By Nick Shepkowski-
(CBS) It wasn’t supposed to be this way. The Bears had extended the contract of their franchise quarterback, added seemingly capable bodies on the weak defensive line and undoubtedly closed the talent gap between themselves and the Green Bay Packers. Heck, the team was coming off of an 8-8 season that saw their franchise quarterback sidelined for parts of six contests.
But in case you’ve been living under a rock, 2014 hasn’t exactly gone according to plan in Chicago.
The Bears are 3-5 and unless Aaron Rodgers again breaks his collarbone, they figure to be be 3-6 by 10:30 p.m. or so Sunday. After that, two dates with the first-place Lions are still to come, as are contests against the Cowboys and Saints. The safe bet would be that it gets worse before it gets any better. With a horrendous record — say 6-10 — plenty will call for coach Marc Trestman to lose his job. Heck, plenty already have.
But how much can we take away from a coach’s first two seasons with a head NFL job?
That’s if winning a Super Bowl is your goal, like Bears management claims it to be. Even if it means just getting to the big game, the Bears are in awful shape.
The last 14 Super Bowls have featured 21 different head coaches. Of those, Bill Belichick has gone five times, while Mike Tomlin, John Fox and Tom Coughlin have all gone twice. What do all 21 of these coaches have in common?
All 21 led their teams to the playoffs at least once in their first two years.
Some inherited great situations, like Jon Gruden with Tampa Bay and Bill Callahan in Oakland, when both first-year coaches reached Super Bowl XXXVII. Jim Caldwell also took the Colts to Super Bowl XLIV his first season in charge.
Others had strong opening campaigns despite not quite getting to the big game.
John Harbaugh in Baltimore and Jim Harbaugh in San Francisco both reached the conference championship game in their first seasons, as did Sean Payton his first year in New Orleans. Pete Carroll’s 7-9 record was nothing remarkable in his first year, but a win in Week 17 — something Marc Trestman couldn’t lock down in 2013 — sent his Seahawks to the postseason, where they went on to even win a game.
Eventual Super Bowl champion coaches Mike Tomlin, Tony Dungy and Bill Cowher also guided their teams to the playoffs in the first year, despite not advancing in the playoffs. Jim Fassel also had a quick initial turnaround with the Giants, going 10-5-1 before a first-round exit his first year.
John Fox guided the 2011 Broncos, a team quarterbacked by Tim Tebow, to a playoff victory in in the wild-card round in his first year in Denver, after it took him just two years to get to the postseason (and within seconds of reaching overtime in Super Bowl XXXVIII) with Carolina.

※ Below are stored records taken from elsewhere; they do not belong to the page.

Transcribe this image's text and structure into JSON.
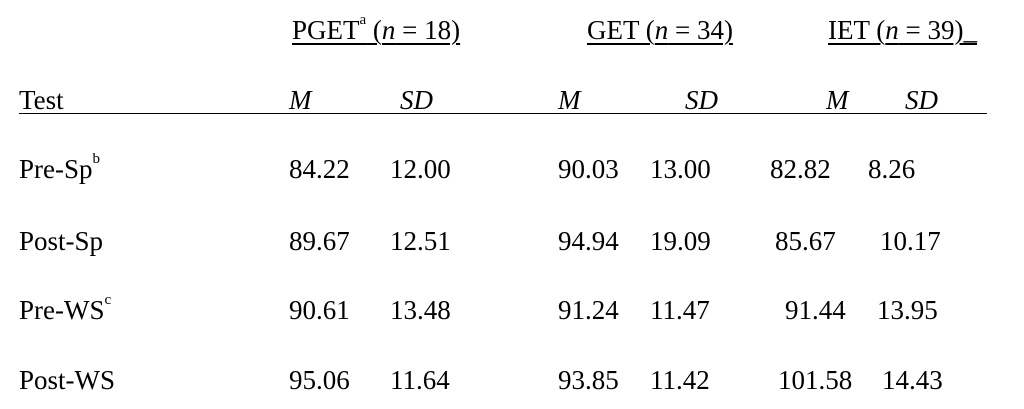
{
  "table": {
    "groups": [
      {
        "name": "PGET",
        "sup": "a",
        "open": " (",
        "n_label": "n",
        "n_value": " = 18)",
        "trail": ""
      },
      {
        "name": "GET",
        "sup": "",
        "open": " (",
        "n_label": "n",
        "n_value": " = 34)",
        "trail": ""
      },
      {
        "name": "IET",
        "sup": "",
        "open": " (",
        "n_label": "n",
        "n_value": " = 39)",
        "trail": "_"
      }
    ],
    "row_header": "Test",
    "stat_labels": {
      "mean": "M",
      "sd": "SD"
    },
    "rows": [
      {
        "label": "Pre-Sp",
        "sup": "b",
        "values": [
          "84.22",
          "12.00",
          "90.03",
          "13.00",
          "82.82",
          "8.26"
        ]
      },
      {
        "label": "Post-Sp",
        "sup": "",
        "values": [
          "89.67",
          "12.51",
          "94.94",
          "19.09",
          "85.67",
          "10.17"
        ]
      },
      {
        "label": "Pre-WS",
        "sup": "c",
        "values": [
          "90.61",
          "13.48",
          "91.24",
          "11.47",
          "91.44",
          "13.95"
        ]
      },
      {
        "label": "Post-WS",
        "sup": "",
        "values": [
          "95.06",
          "11.64",
          "93.85",
          "11.42",
          "101.58",
          "14.43"
        ]
      }
    ]
  }
}
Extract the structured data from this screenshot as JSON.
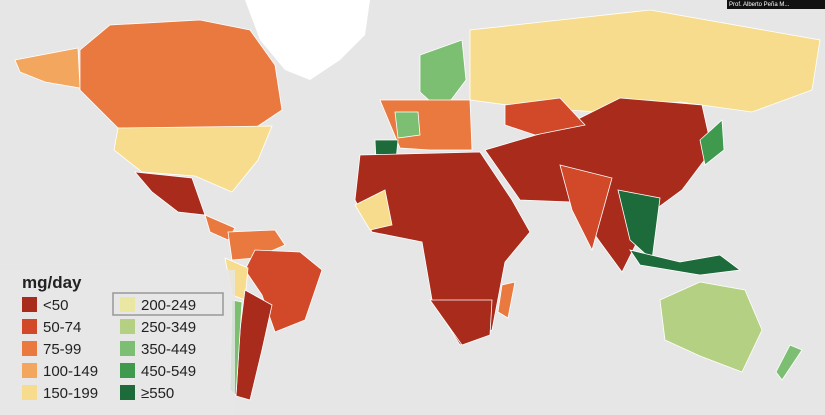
{
  "legend": {
    "title": "mg/day",
    "items": [
      {
        "label": "<50",
        "color": "#a82b1c"
      },
      {
        "label": "50-74",
        "color": "#d2492a"
      },
      {
        "label": "75-99",
        "color": "#e9793f"
      },
      {
        "label": "100-149",
        "color": "#f2a65e"
      },
      {
        "label": "150-199",
        "color": "#f8dc8d"
      },
      {
        "label": "200-249",
        "color": "#e9e7a2"
      },
      {
        "label": "250-349",
        "color": "#b4d083"
      },
      {
        "label": "350-449",
        "color": "#7cbf73"
      },
      {
        "label": "450-549",
        "color": "#3f9a4e"
      },
      {
        "label": "≥550",
        "color": "#1d6a3a"
      }
    ]
  },
  "caption": "Prof. Alberto Peña M..."
}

Others’ success didn’t come quite as fast, but by the second year the turnaround was obvious.
Bill Belichick, that guy who gets as much credit for the Patriots dynasty as Tom Brady, was just 5-11 his first season in New England. He followed it up with a Super Bowl champion the following season.
Bears fans likely recall the tough times of Lovie Smith’s first fall in Chicago, a 5-11 campaign in 2004. Smith had the Bears hosting a divisional playoff game (which they lost) in the next year. Andy Reid also lost in the divisional round his second year in Philadelphia after a 5-11 opening campaign. In Arizona, Ken Whisenhunt started slow at 8-8 in his first year, then followed it with a Super Bowl appearance.
Tom Coughlin, who had previously guided the Jaguars to the AFC Championship game in their second year of existence, also guided the Giants to the postseason in his second year in charge. Mike Holmgren twice went 9-7 his first year as a head coach and twice missed the playoffs, once in Green Bay and once in Seattle. He wound up making the playoffs at both stops in year two and eventually led both to Super Bowl appearances (winning one in Green Bay).
Mike Martz won 10 games in his first year with the Rams but failed to make the playoffs, something he did his second year in St. Louis, guiding it to a Super Bowl XXXVI appearance. Brian Billick guided one of the league’s greatest all-time defenses in the 2000 Ravens to a Super Bowl in his second year at the helm.
And finally, because it’s Bears-Packers week, why not look at what happened the last time Green Bay hired a head coach?
In 2006, Mike McCarthy’s Packers went the same 8-8 that Trestman went in his first year in charge and watched the playoffs from his couch.
A year later, he didn’t start the year at 3-5, however. McCarthy and the 2007 Packers instead went 13-3 and hosted the NFC Championship game.
Is it possible for Trestman to still be successful as a Bears coach? Sure.
Dick Vermeil won Super Bowl XXXIV in his third year with the Rams despite going just 9-23 in his first two seasons combined.
But that was 15 years ago — technically last century. It’s a different game now.
Based on what has happened since and on the near-nothing that Trestman’s done with a talent-loaded roster this year, history gives me no choice but to think it won’t be this coach who turns around this Bears team.